Je prends à nouveau l’exemple de la directive Bolkestein, dont il n’est pas clair qu’elle avait fait l’objet d’un examen suffisamment attentif par l’ensemble de la Commission Prodi. Si cela avait été le cas, peut-être aurait-elle été débarrassée d’un certain nombre d’éléments qui, par la suite, on donné lieu à tort ou à raison à un certain nombre d’inquiétudes et abondamment nourri les débats de la campagne référendaire de 2005. C’est pour cela que j’insiste sur les mécanismes "compensatoires" destinés à atténuer l’effet de démembrement que peut avoir la mise en place des groupes de travail des commissaires sur la collégialité du travail des institutions.
Touteleurope.fr : Qu’avez-vous pensé de la prestation de Catherine Ashton ?

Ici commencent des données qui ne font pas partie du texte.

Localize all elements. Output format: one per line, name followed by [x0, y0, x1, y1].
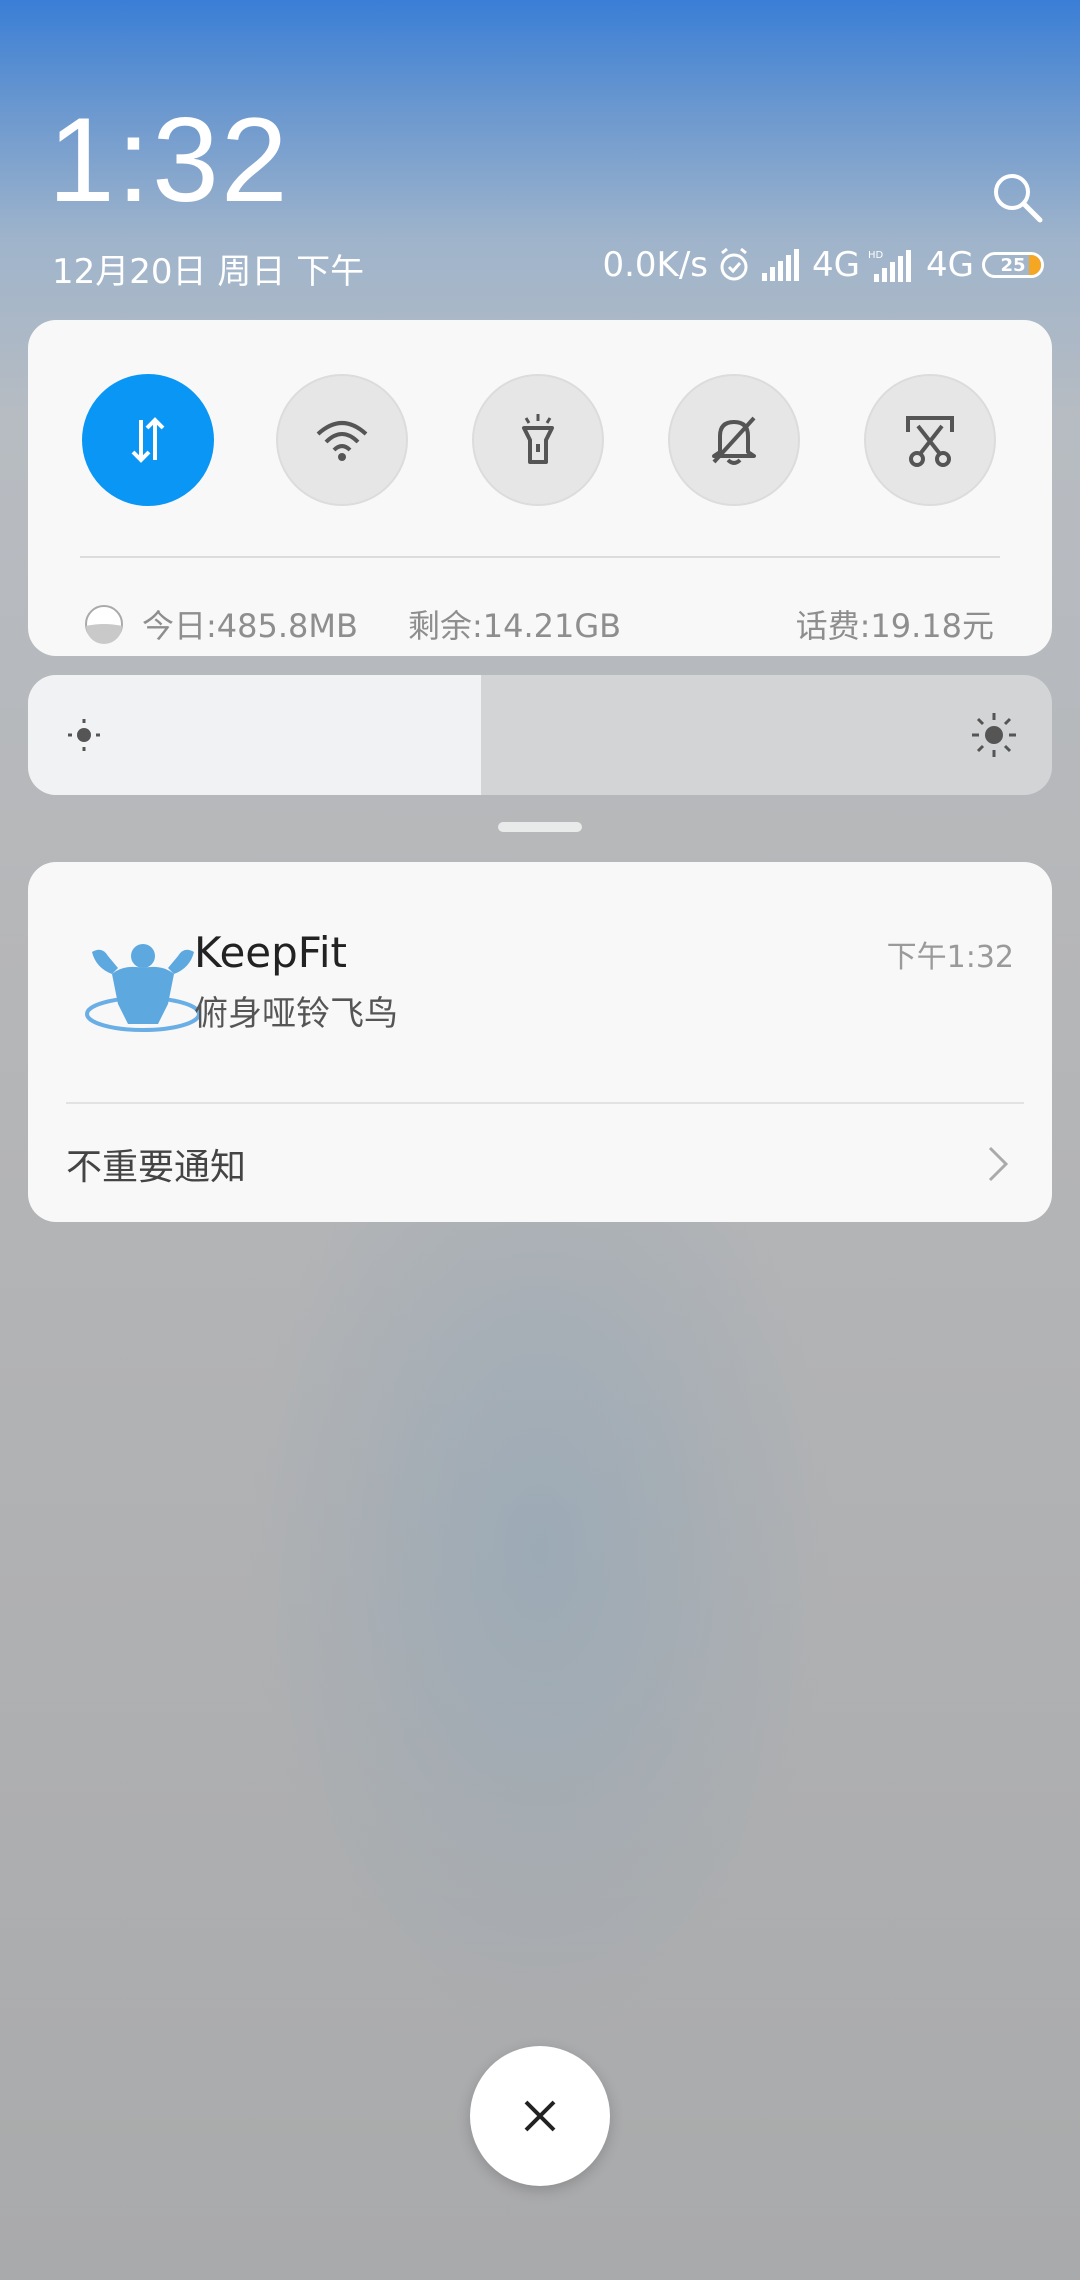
alarm-icon [720, 247, 748, 281]
keepfit-muscle-icon [85, 944, 201, 1032]
sim1-network-type: 4G [812, 245, 861, 285]
wifi-toggle[interactable] [276, 374, 408, 506]
close-icon [524, 2100, 556, 2132]
notification-text: 俯身哑铃飞鸟 [194, 994, 398, 1034]
mobile-data-toggle[interactable] [82, 374, 214, 506]
drag-handle[interactable] [498, 822, 582, 832]
battery-icon: 25 [982, 252, 1044, 278]
notification-app-name: KeepFit [194, 928, 348, 977]
sim2-network-type: 4G [926, 245, 974, 285]
signal-icon: HD [868, 250, 912, 282]
minor-notifications-row[interactable]: 不重要通知 [66, 1106, 1012, 1222]
net-speed: 0.0K/s [602, 245, 709, 285]
data-arrows-icon [131, 417, 165, 463]
data-usage-row[interactable]: 今日:485.8MB 剩余:14.21GB 话费:19.18元 [84, 584, 994, 664]
brightness-slider[interactable] [28, 675, 1052, 795]
battery-level: 25 [1000, 254, 1026, 276]
notification-card[interactable]: KeepFit 俯身哑铃飞鸟 下午1:32 不重要通知 [28, 862, 1052, 1222]
brightness-high-icon [972, 713, 1016, 757]
minor-notifications-label: 不重要通知 [66, 1147, 247, 1188]
screenshot-scissors-icon [906, 416, 954, 467]
quick-settings-panel: 今日:485.8MB 剩余:14.21GB 话费:19.18元 [28, 320, 1052, 656]
data-used-today: 今日:485.8MB [142, 607, 358, 645]
search-icon[interactable] [990, 170, 1046, 226]
flashlight-icon [522, 414, 554, 464]
notification-time: 下午1:32 [886, 940, 1014, 975]
data-remaining: 剩余:14.21GB [407, 607, 622, 645]
clear-all-button[interactable] [470, 2046, 610, 2186]
brightness-low-icon [68, 719, 100, 751]
phone-balance: 话费:19.18元 [795, 607, 994, 645]
mute-toggle[interactable] [668, 374, 800, 506]
divider [66, 1102, 1024, 1104]
screenshot-toggle[interactable] [864, 374, 996, 506]
chevron-right-icon [988, 1146, 1009, 1182]
date-label: 12月20日 周日 下午 [52, 252, 365, 292]
status-bar: 0.0K/s 4G HD 4G 25 [602, 240, 1044, 290]
bell-off-icon [712, 416, 756, 465]
wifi-icon [316, 421, 368, 461]
clock-time: 1:32 [48, 93, 290, 227]
flashlight-toggle[interactable] [472, 374, 604, 506]
svg-text:HD: HD [868, 250, 884, 261]
divider [80, 556, 1000, 558]
signal-icon [762, 249, 800, 281]
data-usage-icon [85, 605, 123, 644]
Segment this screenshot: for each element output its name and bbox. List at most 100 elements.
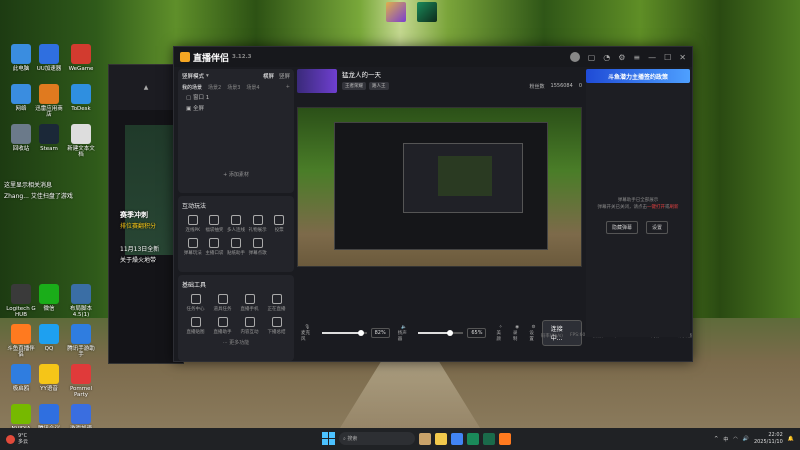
search-placeholder: 搜索: [347, 436, 358, 442]
desktop-icon[interactable]: Pommel Party: [66, 364, 96, 399]
desktop-icon[interactable]: WeGame: [66, 44, 96, 72]
interact-item[interactable]: 弹幕玩法: [182, 238, 204, 256]
desktop-icon[interactable]: 新建文本文档: [66, 124, 96, 159]
taskbar-app-photo[interactable]: [419, 432, 431, 445]
desktop-icon[interactable]: Steam: [34, 124, 64, 152]
desktop-icon-label: 网络: [15, 106, 27, 112]
enable-link[interactable]: 一键打开: [647, 205, 665, 210]
taskbar-app-game[interactable]: [483, 432, 495, 445]
app-icon: [39, 404, 59, 424]
taskbar-app-explorer[interactable]: [435, 432, 447, 445]
tab-scene-2[interactable]: 场景2: [208, 84, 221, 91]
headset-icon[interactable]: ◔: [603, 53, 610, 62]
tab-scene-4[interactable]: 场景4: [246, 84, 259, 91]
danmaku-settings-button[interactable]: 设置: [646, 221, 669, 234]
category-tag[interactable]: 王者荣耀: [342, 82, 366, 90]
hide-danmaku-button[interactable]: 隐藏弹幕: [606, 221, 639, 234]
tool-item[interactable]: 正在直播: [263, 294, 290, 312]
desktop-icon[interactable]: 斗鱼直播伴侣: [6, 324, 36, 359]
search-input[interactable]: ⌕ 搜索: [339, 432, 415, 445]
chevron-up-icon[interactable]: ^: [714, 436, 718, 442]
input-method-icon[interactable]: 中: [723, 436, 728, 443]
interact-item[interactable]: 连线PK: [182, 215, 204, 233]
tool-item[interactable]: 直播手机: [236, 294, 263, 312]
desktop-icon-label: 布局脚本 4.5(1): [69, 306, 92, 319]
clock[interactable]: 22:02 2025/11/10: [754, 432, 783, 446]
tool-item[interactable]: 直播贴图: [182, 317, 209, 335]
tab-scene-3[interactable]: 场景3: [227, 84, 240, 91]
tool-icon: [190, 294, 201, 304]
tool-item[interactable]: 下播总结: [263, 317, 290, 335]
scene-label: 窗口 1: [192, 95, 210, 101]
taskbar-app-douyu[interactable]: [499, 432, 511, 445]
more-functions-button[interactable]: ··· 更多功能: [182, 339, 290, 346]
interact-item[interactable]: 主播口袋: [204, 238, 226, 256]
avatar[interactable]: [569, 52, 580, 62]
desktop-icon-label: QQ: [44, 346, 54, 352]
desktop-icon[interactable]: Logitech G HUB: [6, 284, 36, 319]
add-scene-icon[interactable]: +: [286, 84, 290, 91]
app-icon[interactable]: [386, 2, 406, 22]
taskbar-app-browser[interactable]: [451, 432, 463, 445]
desktop-icon[interactable]: QQ: [34, 324, 64, 352]
start-button[interactable]: [322, 432, 335, 445]
interact-item[interactable]: 贴纸助手: [225, 238, 247, 256]
tool-icon: [271, 317, 282, 327]
tab-landscape[interactable]: 横屏: [263, 72, 274, 80]
desktop-icon[interactable]: UU加速器: [34, 44, 64, 72]
app-icon: [39, 44, 59, 64]
app-icon[interactable]: [417, 2, 438, 22]
notification-icon[interactable]: 🔔: [788, 436, 794, 442]
tool-item[interactable]: 任务中心: [182, 294, 209, 312]
interact-item[interactable]: 福袋抽奖: [204, 215, 226, 233]
category-tag[interactable]: 路人王: [369, 82, 389, 90]
maximize-button[interactable]: ☐: [664, 53, 671, 62]
desktop-icon[interactable]: 迅雷应用商店: [34, 84, 64, 119]
desktop-icon[interactable]: 回收站: [6, 124, 36, 152]
interact-item[interactable]: 投票: [268, 215, 290, 233]
desktop-icon-label: 腾讯手游助手: [67, 346, 95, 359]
preview-nested-capture: [438, 156, 492, 196]
interact-item[interactable]: 弹幕点歌: [247, 238, 269, 256]
weather-widget[interactable]: 9°C 多云: [6, 433, 28, 445]
desktop-icon[interactable]: 布局脚本 4.5(1): [66, 284, 96, 319]
tool-item[interactable]: 直播助手: [209, 317, 236, 335]
settings-icon[interactable]: ⚙: [618, 53, 625, 62]
menu-icon[interactable]: ≡: [633, 53, 640, 62]
desktop-icon[interactable]: 极启鸥: [6, 364, 36, 392]
tool-icon: [217, 294, 228, 304]
desktop-icon[interactable]: 此电脑: [6, 44, 36, 72]
interact-item[interactable]: 礼物展示: [247, 215, 269, 233]
popularity-count: 1556084: [550, 83, 573, 89]
tool-item-label: 直播贴图: [186, 330, 205, 335]
tool-item[interactable]: 内容互动: [236, 317, 263, 335]
desktop-icon[interactable]: ToDesk: [66, 84, 96, 112]
interact-item-label: 主播口袋: [205, 251, 224, 256]
stream-preview[interactable]: [297, 107, 582, 267]
desktop-icon[interactable]: 网络: [6, 84, 36, 112]
stream-title[interactable]: 猛龙人的一天: [342, 69, 389, 79]
tab-scene-1[interactable]: 我的场景: [182, 84, 202, 91]
tab-portrait[interactable]: 竖屏: [279, 72, 290, 80]
stream-cover[interactable]: [297, 69, 337, 93]
close-button[interactable]: ✕: [679, 53, 686, 62]
interact-item[interactable]: 多人连线: [225, 215, 247, 233]
desktop-icon[interactable]: 腾讯手游助手: [66, 324, 96, 359]
list-item[interactable]: ▣ 全屏: [186, 104, 290, 115]
overlay-line: 11月13日全新: [120, 246, 160, 253]
desktop-icon[interactable]: 微信: [34, 284, 64, 312]
refresh-link[interactable]: 刷新: [670, 205, 679, 210]
promo-banner[interactable]: 斗鱼潜力主播签约政策: [586, 69, 690, 83]
minimize-button[interactable]: —: [648, 53, 656, 62]
mode-dropdown[interactable]: 竖屏模式: [182, 72, 204, 80]
taskbar-app-game[interactable]: [467, 432, 479, 445]
tool-item[interactable]: 道具任务: [209, 294, 236, 312]
add-source-button[interactable]: + 添加素材: [182, 171, 290, 178]
stream-info: 猛龙人的一天 王者荣耀 路人王 粉丝数 1556084 0: [297, 69, 582, 95]
list-item[interactable]: ▢ 窗口 1: [186, 93, 290, 104]
title-bar: 直播伴侣 3.12.3 ▢ ◔ ⚙ ≡ — ☐ ✕: [174, 47, 692, 67]
wifi-icon[interactable]: ◠: [733, 436, 737, 442]
desktop-icon[interactable]: YY语音: [34, 364, 64, 392]
message-icon[interactable]: ▢: [588, 53, 596, 62]
volume-icon[interactable]: 🔊: [743, 436, 749, 442]
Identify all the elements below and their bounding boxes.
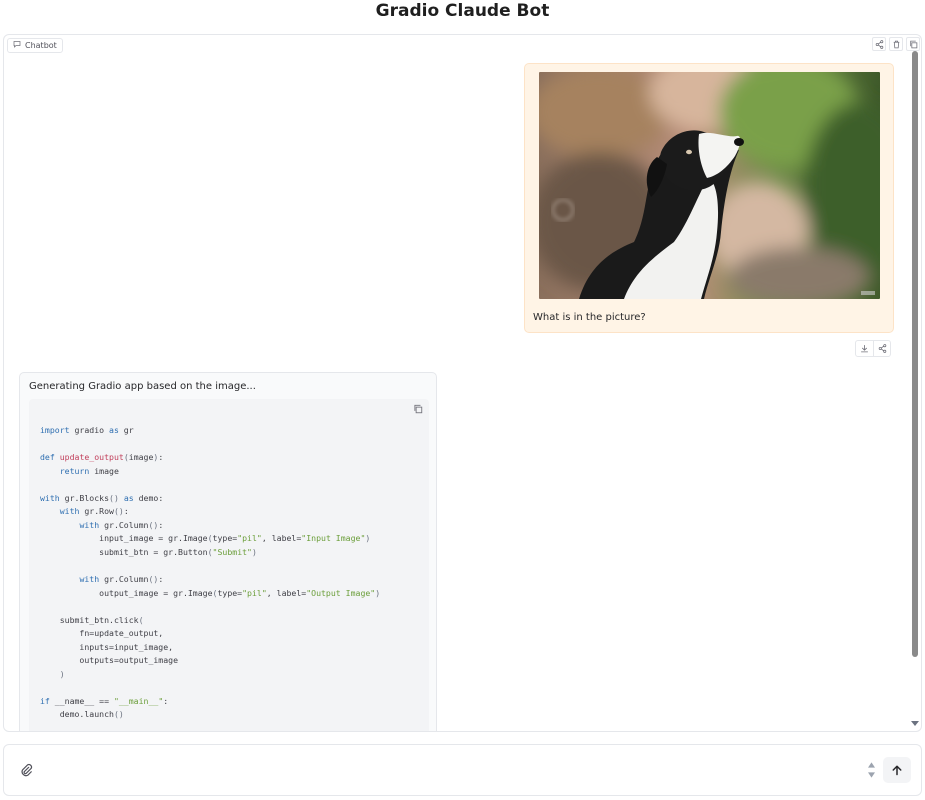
chatbot-label-text: Chatbot bbox=[25, 41, 57, 50]
page-title: Gradio Claude Bot bbox=[375, 1, 550, 21]
code-content: import gradio as gr def update_output(im… bbox=[40, 425, 381, 720]
trash-icon bbox=[893, 40, 899, 48]
share-icon bbox=[875, 39, 883, 49]
chatbot-actions bbox=[869, 37, 920, 51]
user-message: What is in the picture? bbox=[524, 63, 894, 333]
code-block: import gradio as gr def update_output(im… bbox=[29, 399, 429, 731]
share-icon bbox=[878, 344, 886, 353]
clear-button[interactable] bbox=[889, 37, 903, 51]
copy-icon bbox=[414, 404, 423, 414]
chatbot-panel: Chatbot What is in the picture? Generati… bbox=[3, 34, 922, 732]
attach-button[interactable] bbox=[16, 760, 36, 780]
share-button[interactable] bbox=[872, 37, 886, 51]
assistant-message: Generating Gradio app based on the image… bbox=[19, 372, 437, 731]
paperclip-icon bbox=[21, 763, 33, 777]
scrollbar-thumb[interactable] bbox=[912, 51, 918, 657]
user-message-actions bbox=[855, 340, 891, 357]
copy-icon bbox=[909, 40, 917, 48]
message-input[interactable] bbox=[46, 758, 846, 782]
chevron-down-icon[interactable] bbox=[867, 772, 875, 778]
dog-photo[interactable] bbox=[539, 72, 880, 299]
copy-code-button[interactable] bbox=[412, 403, 424, 415]
chatbot-label: Chatbot bbox=[7, 38, 63, 53]
message-share-button[interactable] bbox=[873, 341, 890, 356]
submit-button[interactable] bbox=[883, 757, 911, 783]
copy-all-button[interactable] bbox=[906, 37, 920, 51]
user-message-text: What is in the picture? bbox=[533, 312, 646, 323]
scroll-down-icon[interactable] bbox=[911, 719, 919, 727]
assistant-message-text: Generating Gradio app based on the image… bbox=[29, 381, 256, 392]
download-button[interactable] bbox=[856, 341, 873, 356]
message-input-bar bbox=[3, 744, 922, 796]
arrow-up-icon bbox=[892, 765, 902, 776]
download-icon bbox=[861, 345, 868, 353]
chat-scrollbar[interactable] bbox=[911, 51, 919, 729]
chevron-up-icon[interactable] bbox=[867, 762, 875, 768]
chat-bubble-icon bbox=[13, 39, 21, 52]
input-stepper[interactable] bbox=[866, 757, 876, 783]
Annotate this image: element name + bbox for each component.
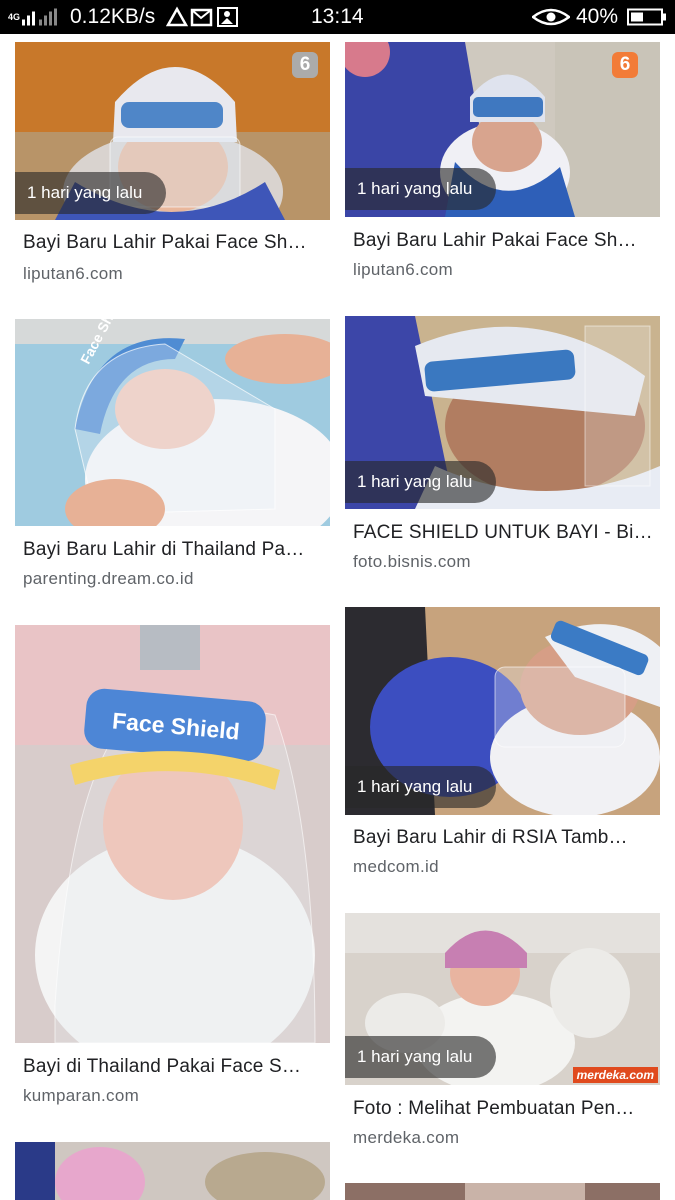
image-result-card[interactable]: Face Shield Bayi di Thailand Pakai Face … <box>15 625 330 1105</box>
image-result-card[interactable]: 1 hari yang lalu merdeka.com Foto : Meli… <box>345 913 660 1153</box>
result-thumbnail[interactable]: Face Shield <box>15 319 330 526</box>
result-title[interactable]: Bayi Baru Lahir di Thailand Pa… <box>23 539 323 561</box>
time-ago-badge: 1 hari yang lalu <box>345 461 497 503</box>
result-source[interactable]: liputan6.com <box>23 264 123 284</box>
time-ago-badge: 1 hari yang lalu <box>345 1036 497 1078</box>
time-ago-badge: 1 hari yang lalu <box>15 172 167 214</box>
baby-photo <box>15 625 330 1043</box>
baby-photo <box>15 319 330 526</box>
baby-photo <box>15 1142 330 1200</box>
result-source[interactable]: parenting.dream.co.id <box>23 569 194 589</box>
result-thumbnail[interactable]: 1 hari yang lalu <box>345 316 660 509</box>
image-result-card-partial[interactable] <box>15 1142 330 1200</box>
liputan6-logo: 6 <box>612 52 638 78</box>
result-thumbnail[interactable]: 6 1 hari yang lalu <box>15 42 330 220</box>
result-title[interactable]: Foto : Melihat Pembuatan Pen… <box>353 1098 653 1120</box>
status-bar: 4G 0.12KB/s 13:14 40% <box>0 0 675 34</box>
clock: 13:14 <box>311 5 364 28</box>
baby-photo <box>345 1183 660 1200</box>
time-ago-badge: 1 hari yang lalu <box>345 766 497 808</box>
result-thumbnail[interactable]: 1 hari yang lalu <box>345 607 660 815</box>
result-title[interactable]: FACE SHIELD UNTUK BAYI - Bi… <box>353 522 653 544</box>
result-thumbnail[interactable]: 6 1 hari yang lalu <box>345 42 660 217</box>
eye-icon <box>532 8 570 26</box>
network-speed: 0.12KB/s <box>70 5 156 28</box>
result-thumbnail[interactable]: Face Shield <box>15 625 330 1043</box>
result-thumbnail[interactable]: 1 hari yang lalu merdeka.com <box>345 913 660 1085</box>
image-result-card-partial[interactable] <box>345 1183 660 1200</box>
image-result-card[interactable]: Face Shield Bayi Baru Lahir di Thailand … <box>15 319 330 599</box>
result-title[interactable]: Bayi Baru Lahir di RSIA Tamb… <box>353 827 653 849</box>
time-ago-badge: 1 hari yang lalu <box>345 168 497 210</box>
network-type-label: 4G <box>8 12 21 22</box>
battery-percent: 40% <box>576 5 619 28</box>
image-result-card[interactable]: 1 hari yang lalu Bayi Baru Lahir di RSIA… <box>345 607 660 887</box>
result-source[interactable]: liputan6.com <box>353 260 453 280</box>
image-result-card[interactable]: 1 hari yang lalu FACE SHIELD UNTUK BAYI … <box>345 316 660 586</box>
signal-icon <box>22 8 57 26</box>
liputan6-logo: 6 <box>292 52 318 78</box>
result-source[interactable]: medcom.id <box>353 857 439 877</box>
result-source[interactable]: foto.bisnis.com <box>353 552 471 572</box>
result-source[interactable]: merdeka.com <box>353 1128 459 1148</box>
notification-icons <box>166 6 238 27</box>
battery-icon <box>627 8 666 26</box>
result-title[interactable]: Bayi Baru Lahir Pakai Face Sh… <box>353 230 653 252</box>
merdeka-watermark: merdeka.com <box>572 1067 658 1083</box>
image-result-card[interactable]: 6 1 hari yang lalu Bayi Baru Lahir Pakai… <box>15 42 330 302</box>
result-title[interactable]: Bayi di Thailand Pakai Face S… <box>23 1056 323 1078</box>
image-result-card[interactable]: 6 1 hari yang lalu Bayi Baru Lahir Pakai… <box>345 42 660 302</box>
result-source[interactable]: kumparan.com <box>23 1086 139 1106</box>
result-title[interactable]: Bayi Baru Lahir Pakai Face Sh… <box>23 232 323 254</box>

R.D. : Elle n’a pas effectivement laissé une impression très forte lors de cette première grande apparition publique. Ca n’est pas nécessairement surprenant car elle n’a pas eu un rôle public de premier plan jusqu’à maintenant. C’est la première fois qu’elle était exposée aussi médiatiquement et je ne suis pas sûr qu’il faille en tirer des conclusions décisives.
Il faut savoir que Mme Ashton a quand même derrière elle un passé intéressant même si elle n’a pas eu de fonctions de gouvernement très importantes. Elle a néanmoins joué un rôle très important à un certain nombre de reprises, notamment assez récemment dans la procédure de ratification du traité de Lisbonne par la chambre des Lords dont elle était membre. Beaucoup disent en Grande-Bretagne que c’est grâce à elle que l’on a évité un référendum sur le traité de Lisbonne dans son pays. Parce que s’il y avait eu des conditions attachées par la chambre des Lords à la ratification du traité de Lisbonne, sans doute le gouvernement, déjà passablement affaibli, n’aurait-il pas eu les "muscles" politiques nécessaires pour procéder à cette ratification.
C’est dire qu’elle n’est dépourvue, ni d’une certaine expérience, ni d’une capacité de négociation ce qui, dans les fonctions qu’elle va occuper, est évidemment très important. Non seulement à l’international : la Haute-représentante devra certainement négocier avec les partenaires de l’Europe. Mais aussi à l’intérieur de l’Union, puisqu’elle doit compter avec les 27 ministres des affaires étrangères qui se penchent sur son épaule et sont là pour lui souffler les répliques qu’elle doit prononcer dans ses entretiens avec les grands du monde.
Donc je me garderais bien de tirer des conclusions décisives de son audition : elle n’est pas là pour faire des prestations publiques, elle est là pour jouer un rôle d’intermédiaire.